Weite Teile Chiles sind über Stunden ohne Elektrizität. Nun scheint das Problem weitgehend behoben – die genaue Ursache ist aber noch unklar. Chiles Präsident zeigt sich empört.
Nach massivem Blackout: Großteil Chiles hat wieder Strom

Nach einem langen Stromausfall in praktisch ganz Chile wurde die Elektrizität weitgehend wiederhergestellt. „Seit Mitternacht fließt der Strom für 90 Prozent der privaten Verbraucher wieder“, teilte die Aufsichtsbehörde für die Stromnetze in der Nacht zum Mittwoch (Ortszeit) mit.
Am Dienstagnachmittag war demzufolge im Norden des Landes, zwischen den Städten Vallenar und Coquimbo, eine Hochspannungsleitung unplanmäßig vom Netz gegangen, woraufhin weitere Leitungen im Land abgeschaltet worden seien. Das löste einen fast flächendeckenden Blackout auf gut 3000 Kilometern in der Nord-Süd-Ausdehnung des Landes aus. Betroffen waren nach Angaben der Zeitung «La Tercera» zwischenzeitlich rund 98 Prozent der Haushalte, also nahezu alle Einwohner des südamerikanischen Landes.
Die Regierung verhängte eine Ausgangssperre in den betroffenen Regionen von Arica y Parinacota im Norden bis Los Lagos im Süden für den Nachtzeitraum. Zudem wurden laut Verteidigungsministerium 3000 Soldaten zur Verstärkung der Polizei auf die Straße geschickt. «Unsere größte Sorge gilt der Sicherheit der Menschen», sagte Chiles Innenministerin Carolina Tohá. «Wir wollen, dass niemand den Stromausfall ausnutzt, um Verbrechen zu begehen.»
Experte: «Atypischer Systemausfall»
Warum genau die Leitung im Gebiet Norte Chico vom Netz ging, war nach Angaben der Stromnetz-Aufsichtsbehörde bisher nicht vollends geklärt. Als vorläufige Ursache habe das Unternehmen ISA Interchile, dem die Anlage gehört, eine Fehlfunktion der Schutzvorrichtungen der Leitung angegeben, hieß es. Innenministerin Tohá hatte zuvor gesagt, es gebe «keinen Grund zu glauben oder anzunehmen, dass ein Anschlag dahintersteckt».
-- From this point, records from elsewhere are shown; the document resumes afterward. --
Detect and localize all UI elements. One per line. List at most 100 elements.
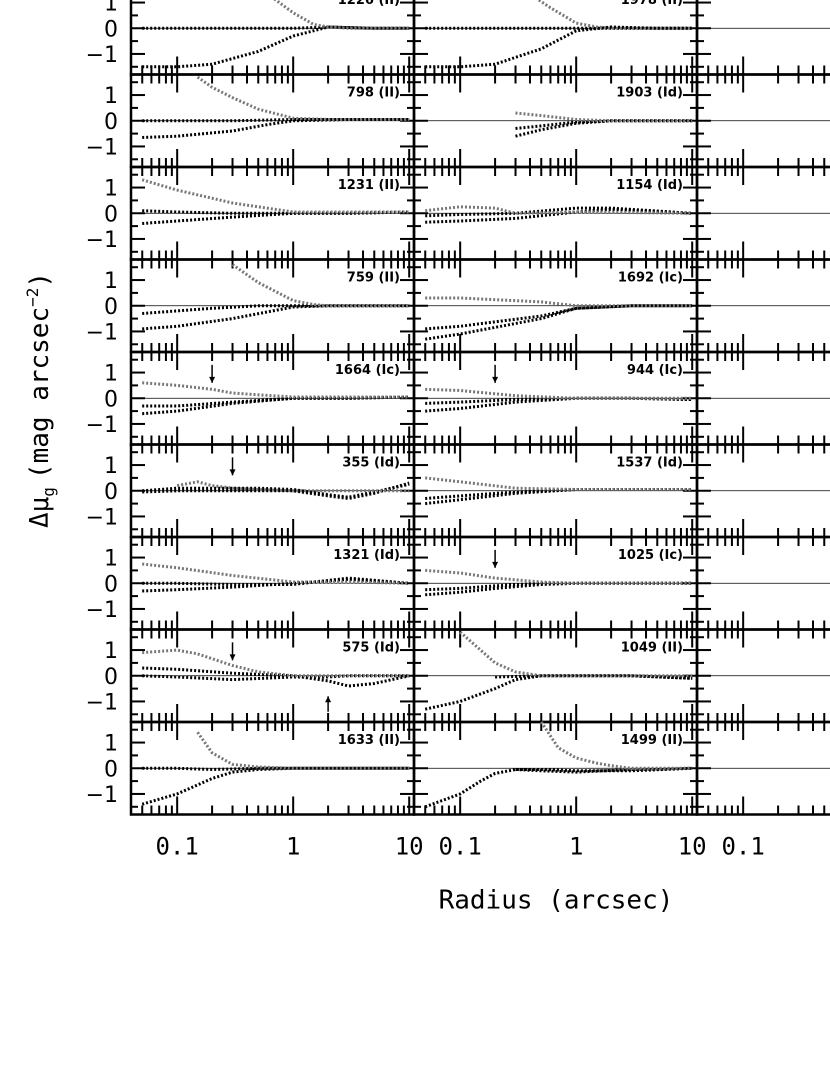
- y-tick-label: 1: [104, 0, 118, 17]
- panel-label: 1664 (Ic): [335, 363, 400, 378]
- series-line: [141, 766, 410, 806]
- series-line: [536, 0, 693, 30]
- arrow-down: [229, 457, 236, 476]
- series-line: [273, 0, 410, 30]
- y-tick-label: 0: [104, 110, 118, 135]
- series-line: [540, 721, 693, 770]
- y-tick-label: 1: [104, 269, 118, 294]
- y-tick-label: 0: [104, 572, 118, 597]
- panel-label: 798 (II): [347, 86, 400, 101]
- arrow-head: [492, 376, 499, 383]
- x-tick-label: 10: [678, 833, 707, 861]
- y-tick-label: 0: [104, 387, 118, 412]
- y-tick-label: 1: [104, 84, 118, 109]
- series-line: [425, 581, 693, 597]
- panel-r2-c2: [695, 165, 830, 261]
- y-axis-symbol: Δμ: [25, 497, 55, 528]
- y-axis-subscript: g: [39, 487, 58, 497]
- series-line: [176, 480, 410, 493]
- y-tick-label: −1: [86, 413, 118, 438]
- y-axis-close: ): [25, 272, 55, 288]
- series-line: [424, 674, 693, 711]
- series-line: [142, 482, 410, 499]
- series-line: [142, 25, 410, 69]
- series-line: [515, 119, 693, 138]
- y-tick-label: 0: [104, 17, 118, 42]
- x-tick-label: 10: [395, 833, 424, 861]
- series-line: [425, 568, 693, 585]
- series-line: [142, 210, 410, 225]
- panel-r3-c2: [695, 258, 830, 354]
- y-tick-label: −1: [86, 783, 118, 808]
- x-tick-label: 1: [569, 833, 583, 861]
- y-tick-label: 1: [104, 639, 118, 664]
- y-tick-label: −1: [86, 135, 118, 160]
- panel-label: 1049 (II): [621, 641, 683, 656]
- panel-r0-c0: [129, 0, 416, 76]
- panel-r8-c2: [695, 720, 830, 816]
- series-line: [425, 206, 693, 218]
- y-tick-label: −1: [86, 505, 118, 530]
- panel-r7-c2: [695, 628, 830, 724]
- panel-label: 1154 (Id): [616, 178, 683, 193]
- panel-label: 1321 (Id): [333, 548, 400, 563]
- series-line: [515, 111, 693, 123]
- panel-label: 1978 (II): [621, 0, 683, 8]
- series-line: [196, 75, 410, 121]
- y-tick-label: 0: [104, 757, 118, 782]
- series-line: [141, 178, 410, 214]
- panel-label: 1633 (II): [338, 733, 400, 748]
- y-axis-units: (mag arcsec: [25, 307, 55, 479]
- series-line: [231, 263, 410, 308]
- x-tick-label: 1: [286, 833, 300, 861]
- y-tick-label: −1: [86, 320, 118, 345]
- series-line: [425, 207, 693, 224]
- series-line: [459, 630, 693, 678]
- series-line: [142, 766, 410, 772]
- panel-label: 1537 (Id): [616, 456, 683, 471]
- arrow-head: [325, 696, 332, 703]
- panel-r1-c2: [695, 73, 830, 169]
- panel-label: 759 (II): [347, 271, 400, 286]
- panel-label: 355 (Id): [342, 456, 400, 471]
- arrow-down: [492, 364, 499, 383]
- x-tick-labels: 0.1 1 10 0.1 1 10 0.1: [155, 833, 764, 861]
- panel-label: 1226 (II): [338, 0, 400, 8]
- panel-label: 1692 (Ic): [618, 271, 683, 286]
- arrow-down: [229, 642, 236, 661]
- arrow-down: [209, 364, 216, 383]
- series-line: [425, 476, 693, 491]
- series-line: [196, 731, 410, 770]
- series-line: [425, 25, 693, 69]
- arrow-head: [492, 561, 499, 568]
- panel-r6-c2: [695, 535, 830, 631]
- series-line: [424, 766, 693, 809]
- series-line: [425, 296, 693, 308]
- y-tick-label: 0: [104, 295, 118, 320]
- panel-label: 1499 (II): [621, 733, 683, 748]
- panel-grid: 10−110−110−110−110−110−110−110−110−11226…: [86, 0, 830, 816]
- arrow-head: [229, 469, 236, 476]
- y-tick-label: 1: [104, 454, 118, 479]
- panel-r0-c2: [695, 0, 830, 76]
- arrow-head: [209, 376, 216, 383]
- series-line: [142, 562, 410, 585]
- y-tick-label: −1: [86, 690, 118, 715]
- panel-label: 1231 (II): [338, 178, 400, 193]
- y-tick-label: 1: [104, 177, 118, 202]
- x-tick-label: 0.1: [155, 833, 198, 861]
- series-line: [425, 387, 693, 400]
- y-axis-title: Δμg (mag arcsec−2): [23, 272, 58, 528]
- panel-r4-c2: [695, 350, 830, 446]
- x-tick-label: 0.1: [721, 833, 764, 861]
- series-line: [425, 396, 693, 413]
- y-tick-label: 1: [104, 547, 118, 572]
- panel-label: 944 (Ic): [627, 363, 683, 378]
- panel-label: 1025 (Ic): [618, 548, 683, 563]
- panel-frame: [695, 0, 830, 76]
- panel-label: 575 (Id): [342, 641, 400, 656]
- arrow-down: [492, 549, 499, 568]
- series-line: [424, 304, 693, 341]
- panel-label: 1903 (Id): [616, 86, 683, 101]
Der Elektroingenieur der Universität von Santiago de Chile, Humberto Verdejo, sprach im Radiosender Cooperativa von einem völlig «atypischen Systemausfall». Das Ereignis sei außergewöhnlich und komplex.
Die U-Bahn in der Hauptstadt Santiago de Chile musste vorübergehend den Betrieb einstellen. Das Verkehrsministerium warnte die Autofahrer im Großraum Santiago zur Vorsicht, da zahlreiche Ampeln ausfielen. Wegen des Stromausfalls wurde auch das wichtigste Musikfestival Lateinamerikas – das Festival Internacional de la Canción – in der Küstenstadt Viña del Mar unterbrochen. Die für den Dienstagabend geplanten Auftritte wurden auf den kommenden Samstag verlegt, wie das Festival auf Instagram mitteilte.
Präsident kritisiert Elektrizitätsunternehmen
Jedoch gelang es anscheinend schneller, die Stromversorgung weitgehend wiederherzustellen. Laut der Aufsichtsbehörde wurden Wasserkraftwerke aktiviert, die nach und nach die Last übernahmen.
Der linke Präsident Chiles, Gabriel Boric, lobte die schnelle und teilweise Wiederherstellung der Stromversorgung als positive Nachricht, kritisierte jedoch auch scharf die Elektrizitätsbetreiber des Landes. Boric bezeichnete es als inakzeptabel und empörend, dass das tägliche Leben von Millionen Chilenen beeinträchtigt wird, weil Unternehmen ihre Aufgaben nicht ordnungsgemäß erfüllen. Er betonte, dass es die Pflicht des Staates sei, die Verantwortung der Konzerne gegenüber den Bürgern des Landes durchzusetzen.